L’étrange évolution autoritaire de Zelensky en Ukraine: pour lutter contre l’ingérence russe?

Le président ukrainien Zelensky, le 17 juillet (ZOUMA Press)
Olivier Mouton
Olivier Mouton Chef news

A l’heure où il veut relancer les négociations avec Poutine, l’emblématique président multiplie les changements de cours en interne: changement de Premier ministre, menaces contre l’opposition et revirement sur la lutte contre la corruption. Que se passe-t-il?

Une manifestation de protestation importante à Kiev: l’image est intrigante, a fortiori à l’heure où la Russie de Vladimir Poutine multiplie l’envoi de missiles et de drones. Mardi, des opposants sont pourtant descendus dans la rue pour s’indigner de l’évolution du régime de Volodymyr Zelensky.

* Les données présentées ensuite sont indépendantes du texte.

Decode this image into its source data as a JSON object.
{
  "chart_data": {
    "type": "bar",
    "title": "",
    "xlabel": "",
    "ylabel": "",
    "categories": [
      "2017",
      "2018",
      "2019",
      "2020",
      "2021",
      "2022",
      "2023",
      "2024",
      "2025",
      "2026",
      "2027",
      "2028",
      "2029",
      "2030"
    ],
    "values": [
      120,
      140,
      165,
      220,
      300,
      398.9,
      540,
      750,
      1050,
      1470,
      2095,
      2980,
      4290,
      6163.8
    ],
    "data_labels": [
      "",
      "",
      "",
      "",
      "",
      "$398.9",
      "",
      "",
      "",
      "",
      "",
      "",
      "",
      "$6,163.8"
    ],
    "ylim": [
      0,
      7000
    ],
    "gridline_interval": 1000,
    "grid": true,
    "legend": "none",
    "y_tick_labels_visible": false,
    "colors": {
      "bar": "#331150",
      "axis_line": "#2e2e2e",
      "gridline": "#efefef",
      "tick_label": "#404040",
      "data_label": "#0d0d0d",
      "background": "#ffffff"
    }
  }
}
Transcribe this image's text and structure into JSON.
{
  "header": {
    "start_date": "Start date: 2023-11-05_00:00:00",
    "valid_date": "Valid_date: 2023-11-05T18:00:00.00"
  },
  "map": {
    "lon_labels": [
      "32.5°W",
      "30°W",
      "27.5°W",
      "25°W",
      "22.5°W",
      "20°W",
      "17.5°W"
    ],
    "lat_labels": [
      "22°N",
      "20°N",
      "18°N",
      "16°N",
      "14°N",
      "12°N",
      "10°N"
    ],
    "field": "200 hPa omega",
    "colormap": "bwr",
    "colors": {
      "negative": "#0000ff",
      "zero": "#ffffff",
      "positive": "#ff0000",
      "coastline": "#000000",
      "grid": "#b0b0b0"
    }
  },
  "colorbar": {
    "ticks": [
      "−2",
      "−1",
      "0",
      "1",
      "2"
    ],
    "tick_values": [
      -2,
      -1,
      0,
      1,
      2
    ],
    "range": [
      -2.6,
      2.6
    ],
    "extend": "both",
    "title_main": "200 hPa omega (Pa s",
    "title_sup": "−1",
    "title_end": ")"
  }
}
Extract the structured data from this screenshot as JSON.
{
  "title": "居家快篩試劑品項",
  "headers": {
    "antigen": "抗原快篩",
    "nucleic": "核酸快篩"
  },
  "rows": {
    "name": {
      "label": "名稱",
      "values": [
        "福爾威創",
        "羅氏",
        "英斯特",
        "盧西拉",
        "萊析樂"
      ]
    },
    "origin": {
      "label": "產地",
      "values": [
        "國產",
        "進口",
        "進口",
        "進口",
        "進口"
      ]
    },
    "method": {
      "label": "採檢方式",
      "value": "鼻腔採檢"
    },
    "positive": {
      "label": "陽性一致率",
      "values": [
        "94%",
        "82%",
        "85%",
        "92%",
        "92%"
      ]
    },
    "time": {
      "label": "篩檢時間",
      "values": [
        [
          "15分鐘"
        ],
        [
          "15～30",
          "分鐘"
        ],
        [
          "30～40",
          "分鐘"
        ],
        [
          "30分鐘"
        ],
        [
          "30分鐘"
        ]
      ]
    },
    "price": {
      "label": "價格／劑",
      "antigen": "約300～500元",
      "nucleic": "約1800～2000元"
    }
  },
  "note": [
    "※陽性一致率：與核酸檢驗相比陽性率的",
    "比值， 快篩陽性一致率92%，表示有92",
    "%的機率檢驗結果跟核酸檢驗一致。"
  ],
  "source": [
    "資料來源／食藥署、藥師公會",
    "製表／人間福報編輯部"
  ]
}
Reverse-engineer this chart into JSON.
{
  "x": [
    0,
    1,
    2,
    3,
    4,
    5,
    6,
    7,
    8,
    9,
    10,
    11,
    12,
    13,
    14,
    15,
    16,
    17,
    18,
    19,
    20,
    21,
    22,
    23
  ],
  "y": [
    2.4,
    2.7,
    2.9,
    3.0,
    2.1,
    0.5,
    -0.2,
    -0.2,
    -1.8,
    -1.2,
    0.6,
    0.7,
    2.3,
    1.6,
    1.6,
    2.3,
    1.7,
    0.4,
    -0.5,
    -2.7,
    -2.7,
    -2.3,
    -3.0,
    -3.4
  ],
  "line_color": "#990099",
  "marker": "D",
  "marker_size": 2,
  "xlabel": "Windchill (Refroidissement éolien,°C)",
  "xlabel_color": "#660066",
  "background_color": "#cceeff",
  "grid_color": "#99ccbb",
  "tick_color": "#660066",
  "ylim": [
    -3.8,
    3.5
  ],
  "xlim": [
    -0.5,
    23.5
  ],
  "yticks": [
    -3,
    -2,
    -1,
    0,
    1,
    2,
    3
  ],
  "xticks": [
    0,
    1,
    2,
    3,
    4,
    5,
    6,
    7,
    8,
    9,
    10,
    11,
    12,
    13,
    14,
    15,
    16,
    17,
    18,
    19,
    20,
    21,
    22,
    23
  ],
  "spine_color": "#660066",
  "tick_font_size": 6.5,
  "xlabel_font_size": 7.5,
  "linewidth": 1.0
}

L’occasion était le vote d’une loi minant la capacité du pays à lutter contre la corruption. Le bureau national de lutte contre la corruption et son procureur spécial, indépendants, sont désormais soumis à la tutelle du procureur général du pays, nommé politiquement par Zelensky.

“C’est une menace contre notre intégration dans l’Union européenne“, dénonçaient les manifestants. Un porte-parole de la Commission européenne a exprimé son inquiétude au sujet de cette dérive.

“Étendre son pouvoir personnel”

Le quotidien ukrainien Kyiv Independent dénonce le vote de cette loi en accusant le président ukrainien de “trahir la démocratie, et ceux qui combattent pour elle“. Rien de moins.

Pour le journal, “cette mesure n’est pas un incident isolé, mais s’inscrit dans le cadre d’une répression massive“. De multiples descentes de police ont eu lieu contre des responsables du bureau national anticorruption (NABU), ainsi que les poursuites contre un célèbre militant anticorruption.

“Il n’y a aucun doute quant à l’identité du responsable, écrit le Kyiv Independent. Le président Zelensky a choisi de saper les institutions démocratiques ukrainiennes afin d’étendre son pouvoir personnel.” Une attaque en règle.

Une lutte contre l’opposition

Le vote de cette loi s’inscrit dans un contexte plus large d’évolution “autoritaire” de Zelensky. Il vient de remplacer son Premier ministre pour nommer Ioulia Svyrydenko, ministre sortante de l’Économie. Et il mène une lutte féroce contre un leader d’opposition, l’ancien président Petro Porochenko. Le tout est lié.

Porochenko intente un procès à Zelensky devant la Cour suprême en l’accusant de profiter de la loi martiale pour cibler ses opposants et les museler. “Cette bataille est cruciale pour notre liberté“, a-t-il dit le 17 juillet lors de l’ouverture du procès. L’ancien président fait partie d’un groupe d’oligarques sanctionnés récemment par le régime pour “haute trahison” : leurs avoirs ont été gelés.

Plus troublant, un autre procès vise, dans le même temps, Vitali Chabourine, fondateur d’AntAc, une des ONG anticorruptions les plus influentes du pays. En réponse, plus de 50 ONG ont écrit à Zelensky pour lui demander “de ne pas utiliser la justice pour lyncher politiquement et poursuivre ceux qui critiquent le pouvoir”.

Menaces d’ingérence russe

En toile de fond, on retrouve des soupçons de prise illégale d’intérêts de la part de proches du président, notamment le vice-ministre Oleksi Tchernychov.

Mais il y a aussi des menaces d’ingérence russe, le président Poutine étant déterminé à obtenir gain de cause dans le conflit initié en Ukraine.

“Bien sûr, le bureau national anticorruption et le parquet vont continuer à faire leur travail, a assuré Volodymyr Zelensky dans son bulletin quotidien. Mais, en les débarrassant de l’influence russe – tout doit être purgé de cela. Et il doit y avoir plus de justice.”

Est-ce cela qui se joue: empêcher une forme de coup d’État venant de Russie? Ou faut-il s’inquiéter de Zelensky lui-même?

Le moment est d’autant plus intriguant que Zelensky a appelé à reprendre des pourparlers de paix, ce mercredi 23 juillet à Istanbul.